Degradation of native extracellular matrix has been associated with adverse cardiac remodeling after infarction.


Sixty-four rats were subjected to 45 min ischemia followed by 3, 7, 21, and 42 days of reperfusion, respectively. Saline or EMU (30 to 50 microl) was injected into the area at risk myocardium after reperfusion. Histological examination was performed by immunohistochemical staining, and cardiac function was analyzed using echocardiography.
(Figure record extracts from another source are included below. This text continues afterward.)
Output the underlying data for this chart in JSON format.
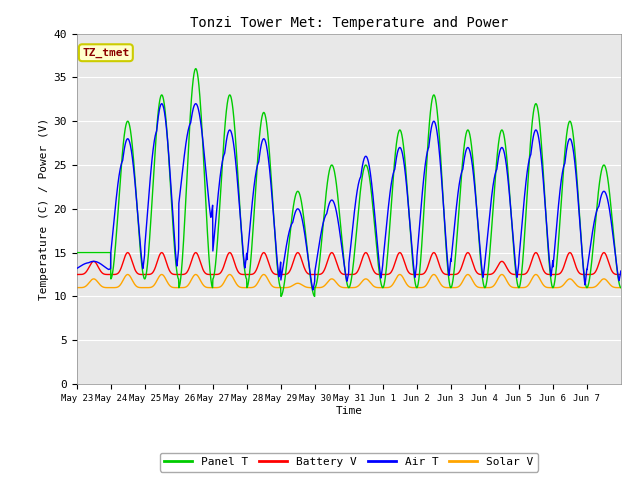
{
  "title": "Tonzi Tower Met: Temperature and Power",
  "xlabel": "Time",
  "ylabel": "Temperature (C) / Power (V)",
  "ylim": [
    0,
    40
  ],
  "yticks": [
    0,
    5,
    10,
    15,
    20,
    25,
    30,
    35,
    40
  ],
  "xlabels": [
    "May 23",
    "May 24",
    "May 25",
    "May 26",
    "May 27",
    "May 28",
    "May 29",
    "May 30",
    "May 31",
    "Jun 1",
    "Jun 2",
    "Jun 3",
    "Jun 4",
    "Jun 5",
    "Jun 6",
    "Jun 7"
  ],
  "annotation_text": "TZ_tmet",
  "annotation_color": "#8B0000",
  "annotation_bg": "#FFFFCC",
  "annotation_edge": "#CCCC00",
  "bg_color": "#E8E8E8",
  "panel_t_color": "#00CC00",
  "battery_v_color": "#FF0000",
  "air_t_color": "#0000FF",
  "solar_v_color": "#FFA500",
  "legend_labels": [
    "Panel T",
    "Battery V",
    "Air T",
    "Solar V"
  ],
  "panel_peaks": [
    15,
    30,
    33,
    36,
    33,
    31,
    22,
    25,
    25,
    29,
    33,
    29,
    29,
    32,
    30,
    25
  ],
  "panel_mins": [
    15,
    12,
    12,
    11,
    12,
    11,
    10,
    11,
    11,
    11,
    11,
    11,
    11,
    11,
    11,
    11
  ],
  "air_peaks": [
    14,
    28,
    32,
    32,
    29,
    28,
    20,
    21,
    26,
    27,
    30,
    27,
    27,
    29,
    28,
    22
  ],
  "air_mins": [
    13,
    12,
    12,
    18,
    12,
    11,
    10,
    11,
    11,
    11,
    11,
    11,
    11,
    11,
    10,
    11
  ],
  "batt_peaks": [
    14,
    15,
    15,
    15,
    15,
    15,
    15,
    15,
    15,
    15,
    15,
    15,
    14,
    15,
    15,
    15
  ],
  "batt_mins": [
    12.5,
    12.5,
    12.5,
    12.5,
    12.5,
    12.5,
    12.5,
    12.5,
    12.5,
    12.5,
    12.5,
    12.5,
    12.5,
    12.5,
    12.5,
    12.5
  ],
  "solar_peaks": [
    12,
    12.5,
    12.5,
    12.5,
    12.5,
    12.5,
    11.5,
    12,
    12,
    12.5,
    12.5,
    12.5,
    12.5,
    12.5,
    12,
    12
  ],
  "solar_mins": [
    11,
    11,
    11,
    11,
    11,
    11,
    11,
    11,
    11,
    11,
    11,
    11,
    11,
    11,
    11,
    11
  ]
}
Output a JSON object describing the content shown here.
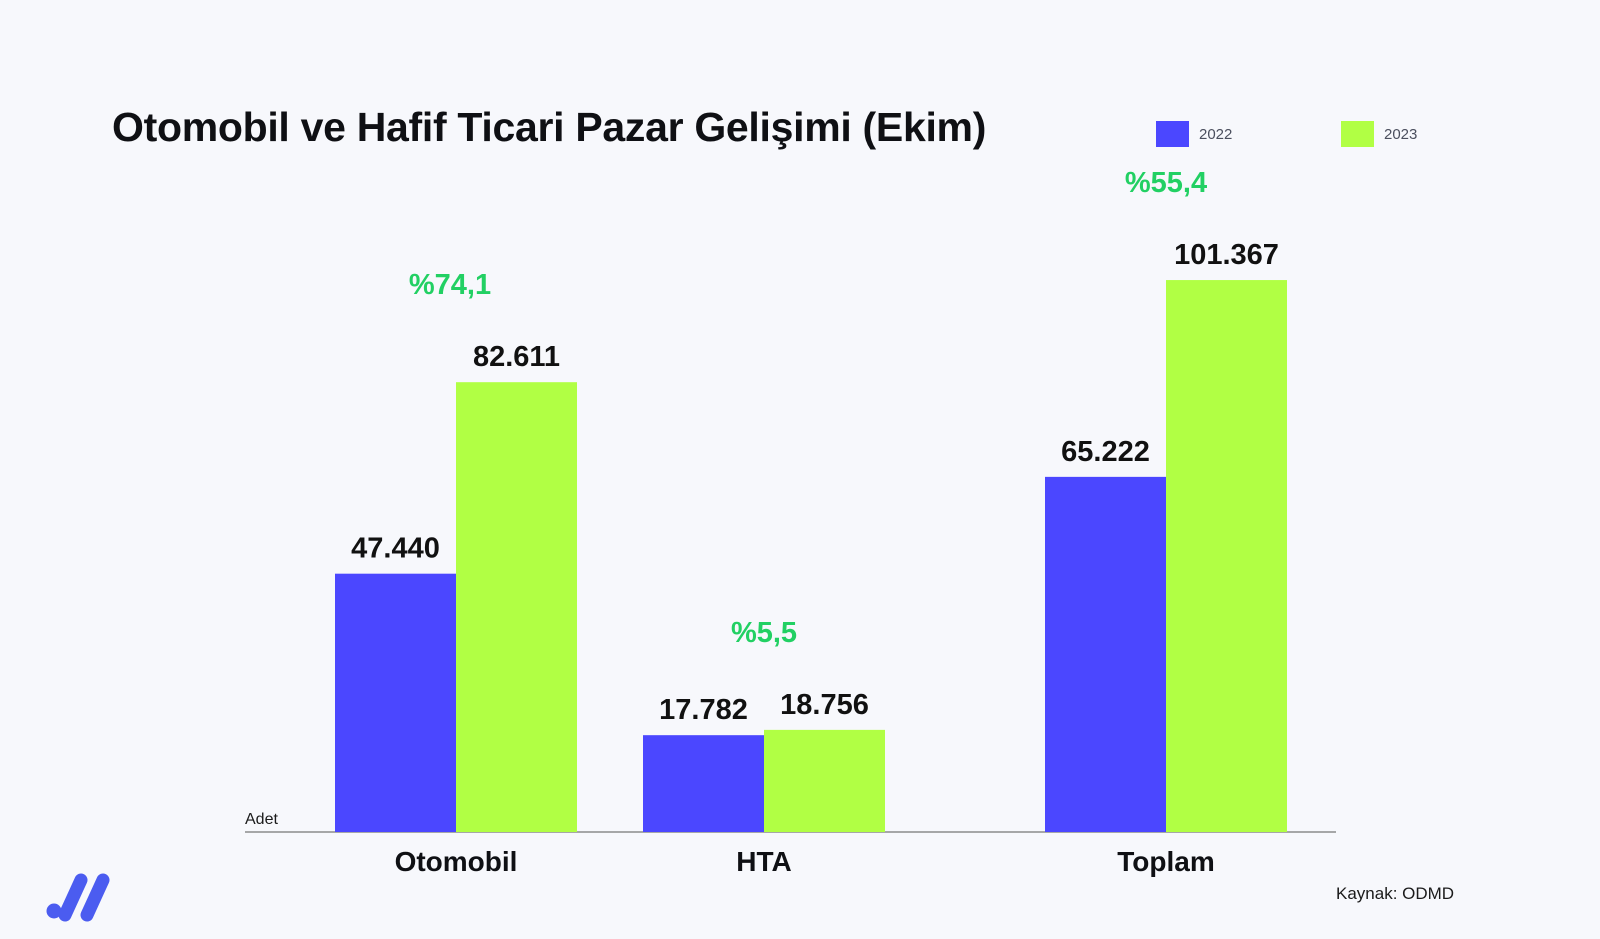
{
  "title": "Otomobil ve Hafif Ticari Pazar Gelişimi (Ekim)",
  "source": "Kaynak: ODMD",
  "colors": {
    "background": "#f7f8fc",
    "series_2022": "#4b47ff",
    "series_2023": "#b1ff44",
    "change_text": "#22d063",
    "axis": "#8c8c8c"
  },
  "chart_data": {
    "type": "bar",
    "title": "Otomobil ve Hafif Ticari Pazar Gelişimi (Ekim)",
    "ylabel": "Adet",
    "xlabel": "",
    "categories": [
      "Otomobil",
      "HTA",
      "Toplam"
    ],
    "series": [
      {
        "name": "2022",
        "color": "#4b47ff",
        "values": [
          47440,
          17782,
          65222
        ],
        "labels": [
          "47.440",
          "17.782",
          "65.222"
        ]
      },
      {
        "name": "2023",
        "color": "#b1ff44",
        "values": [
          82611,
          18756,
          101367
        ],
        "labels": [
          "82.611",
          "18.756",
          "101.367"
        ]
      }
    ],
    "changes": [
      "%74,1",
      "%5,5",
      "%55,4"
    ],
    "ylim": [
      0,
      100000
    ],
    "grid": false,
    "legend": "top-right"
  }
}
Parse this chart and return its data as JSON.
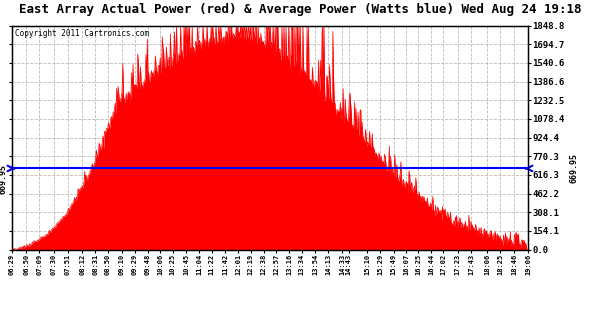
{
  "title": "East Array Actual Power (red) & Average Power (Watts blue) Wed Aug 24 19:18",
  "copyright": "Copyright 2011 Cartronics.com",
  "ymax": 1848.8,
  "ymin": 0.0,
  "yticks": [
    0.0,
    154.1,
    308.1,
    462.2,
    616.3,
    770.3,
    924.4,
    1078.4,
    1232.5,
    1386.6,
    1540.6,
    1694.7,
    1848.8
  ],
  "avg_power": 669.95,
  "xtick_labels": [
    "06:29",
    "06:50",
    "07:09",
    "07:30",
    "07:51",
    "08:12",
    "08:31",
    "08:50",
    "09:10",
    "09:29",
    "09:48",
    "10:06",
    "10:25",
    "10:45",
    "11:04",
    "11:22",
    "11:42",
    "12:01",
    "12:19",
    "12:38",
    "12:57",
    "13:16",
    "13:34",
    "13:54",
    "14:13",
    "14:33",
    "14:43",
    "15:10",
    "15:29",
    "15:49",
    "16:07",
    "16:25",
    "16:44",
    "17:02",
    "17:23",
    "17:43",
    "18:06",
    "18:25",
    "18:46",
    "19:06"
  ],
  "background_color": "#ffffff",
  "fill_color": "#ff0000",
  "line_color": "#0000ff",
  "grid_color": "#aaaaaa",
  "title_fontsize": 10,
  "grid_linestyle": "--"
}
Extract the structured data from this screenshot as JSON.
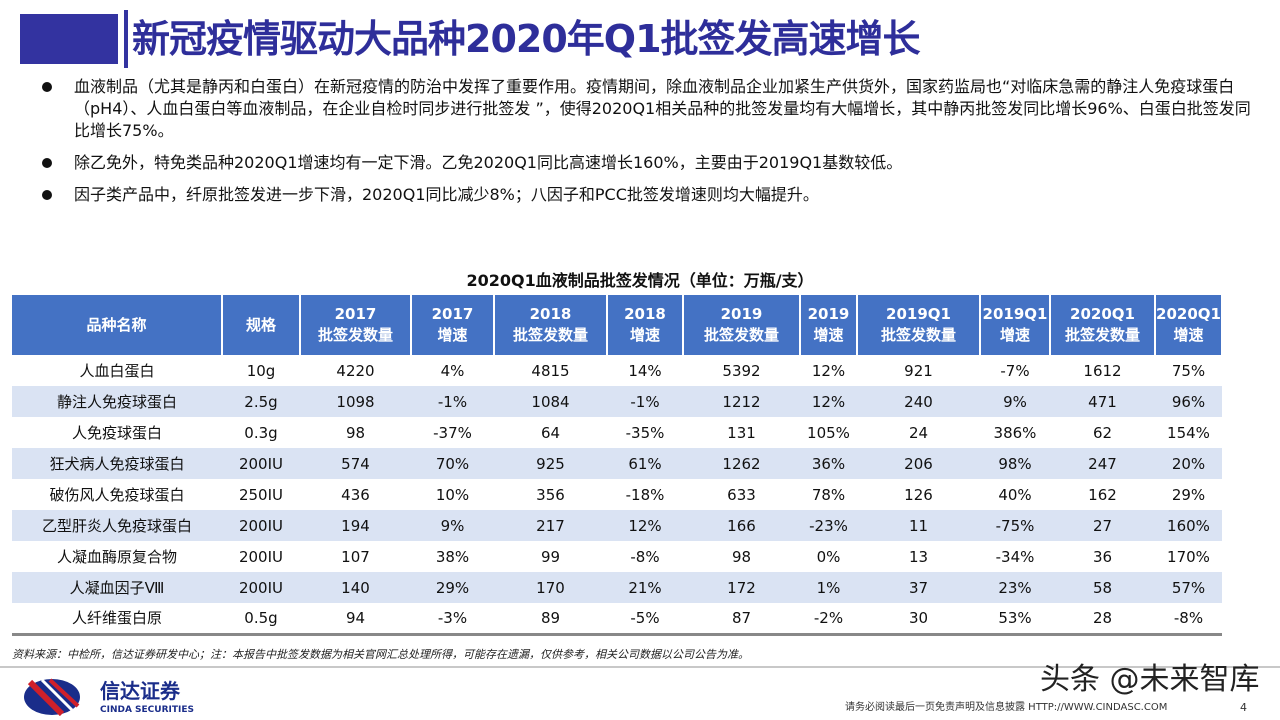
{
  "title": "新冠疫情驱动大品种2020年Q1批签发高速增长",
  "bullets": [
    "血液制品（尤其是静丙和白蛋白）在新冠疫情的防治中发挥了重要作用。疫情期间，除血液制品企业加紧生产供货外，国家药监局也“对临床急需的静注人免疫球蛋白（pH4）、人血白蛋白等血液制品，在企业自检时同步进行批签发 ”，使得2020Q1相关品种的批签发量均有大幅增长，其中静丙批签发同比增长96%、白蛋白批签发同比增长75%。",
    "除乙免外，特免类品种2020Q1增速均有一定下滑。乙免2020Q1同比高速增长160%，主要由于2019Q1基数较低。",
    "因子类产品中，纤原批签发进一步下滑，2020Q1同比减少8%；八因子和PCC批签发增速则均大幅提升。"
  ],
  "table": {
    "caption": "2020Q1血液制品批签发情况（单位：万瓶/支）",
    "headers": [
      [
        "品种名称",
        ""
      ],
      [
        "规格",
        ""
      ],
      [
        "2017",
        "批签发数量"
      ],
      [
        "2017",
        "增速"
      ],
      [
        "2018",
        "批签发数量"
      ],
      [
        "2018",
        "增速"
      ],
      [
        "2019",
        "批签发数量"
      ],
      [
        "2019",
        "增速"
      ],
      [
        "2019Q1",
        "批签发数量"
      ],
      [
        "2019Q1",
        "增速"
      ],
      [
        "2020Q1",
        "批签发数量"
      ],
      [
        "2020Q1",
        "增速"
      ]
    ],
    "rows": [
      [
        "人血白蛋白",
        "10g",
        "4220",
        "4%",
        "4815",
        "14%",
        "5392",
        "12%",
        "921",
        "-7%",
        "1612",
        "75%"
      ],
      [
        "静注人免疫球蛋白",
        "2.5g",
        "1098",
        "-1%",
        "1084",
        "-1%",
        "1212",
        "12%",
        "240",
        "9%",
        "471",
        "96%"
      ],
      [
        "人免疫球蛋白",
        "0.3g",
        "98",
        "-37%",
        "64",
        "-35%",
        "131",
        "105%",
        "24",
        "386%",
        "62",
        "154%"
      ],
      [
        "狂犬病人免疫球蛋白",
        "200IU",
        "574",
        "70%",
        "925",
        "61%",
        "1262",
        "36%",
        "206",
        "98%",
        "247",
        "20%"
      ],
      [
        "破伤风人免疫球蛋白",
        "250IU",
        "436",
        "10%",
        "356",
        "-18%",
        "633",
        "78%",
        "126",
        "40%",
        "162",
        "29%"
      ],
      [
        "乙型肝炎人免疫球蛋白",
        "200IU",
        "194",
        "9%",
        "217",
        "12%",
        "166",
        "-23%",
        "11",
        "-75%",
        "27",
        "160%"
      ],
      [
        "人凝血酶原复合物",
        "200IU",
        "107",
        "38%",
        "99",
        "-8%",
        "98",
        "0%",
        "13",
        "-34%",
        "36",
        "170%"
      ],
      [
        "人凝血因子Ⅷ",
        "200IU",
        "140",
        "29%",
        "170",
        "21%",
        "172",
        "1%",
        "37",
        "23%",
        "58",
        "57%"
      ],
      [
        "人纤维蛋白原",
        "0.5g",
        "94",
        "-3%",
        "89",
        "-5%",
        "87",
        "-2%",
        "30",
        "53%",
        "28",
        "-8%"
      ]
    ]
  },
  "source": "资料来源：中检所，信达证券研发中心；注：本报告中批签发数据为相关官网汇总处理所得，可能存在遗漏，仅供参考，相关公司数据以公司公告为准。",
  "footer": {
    "logo_cn": "信达证券",
    "logo_en": "CINDA SECURITIES",
    "watermark": "头条 @未来智库",
    "disclaimer": "请务必阅读最后一页免责声明及信息披露  HTTP://WWW.CINDASC.COM",
    "page": "4"
  },
  "colors": {
    "title": "#2e2e9a",
    "header": "#4472c4",
    "alt_row": "#dae3f3"
  }
}
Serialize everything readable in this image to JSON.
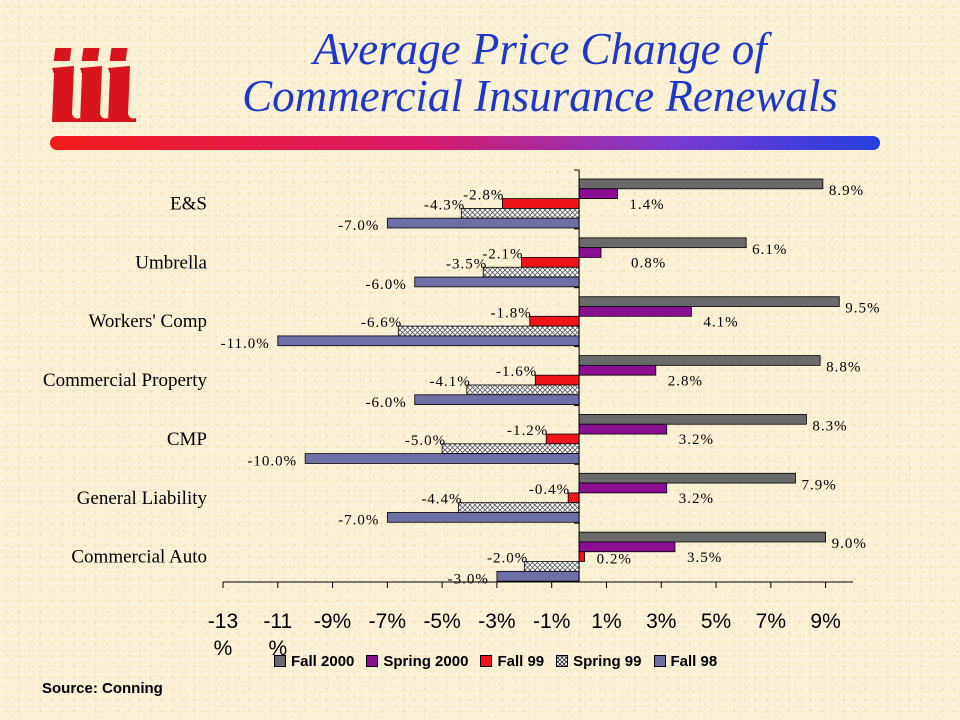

The population of c-kit-positive cells in infarcted myocardium with the EMU injection increased significantly relative to the saline control at 7 days of reperfusion. Along with this change, alpha-smooth muscle actin expressing myofibroblasts and macrophages accumulated to a significant extent compared with the saline control. Increased vascular endothelial growth factor protein level and strong immunoreactivity of vascular endothelial growth factor expression were observed. Angiogenesis in the EMU area was significantly enhanced relative to the saline control, evidenced by increased density of alpha-smooth muscle actin positive vessels. Furthermore, echocardiography showed significant improvements in fractional shortening, ejection fraction, and stroke volume in the EMU group. The wall thickness of the infarcted middle anterior septum in the EMU group was significantly increased relative to the saline control.


We show for the first time that injection of EMU into the infarcted myocardium increases neovascularization and preserves cardiac function, potentially mediated by enhanced recruitment of c-kit-positive cells, myofibroblasts, and macrophages.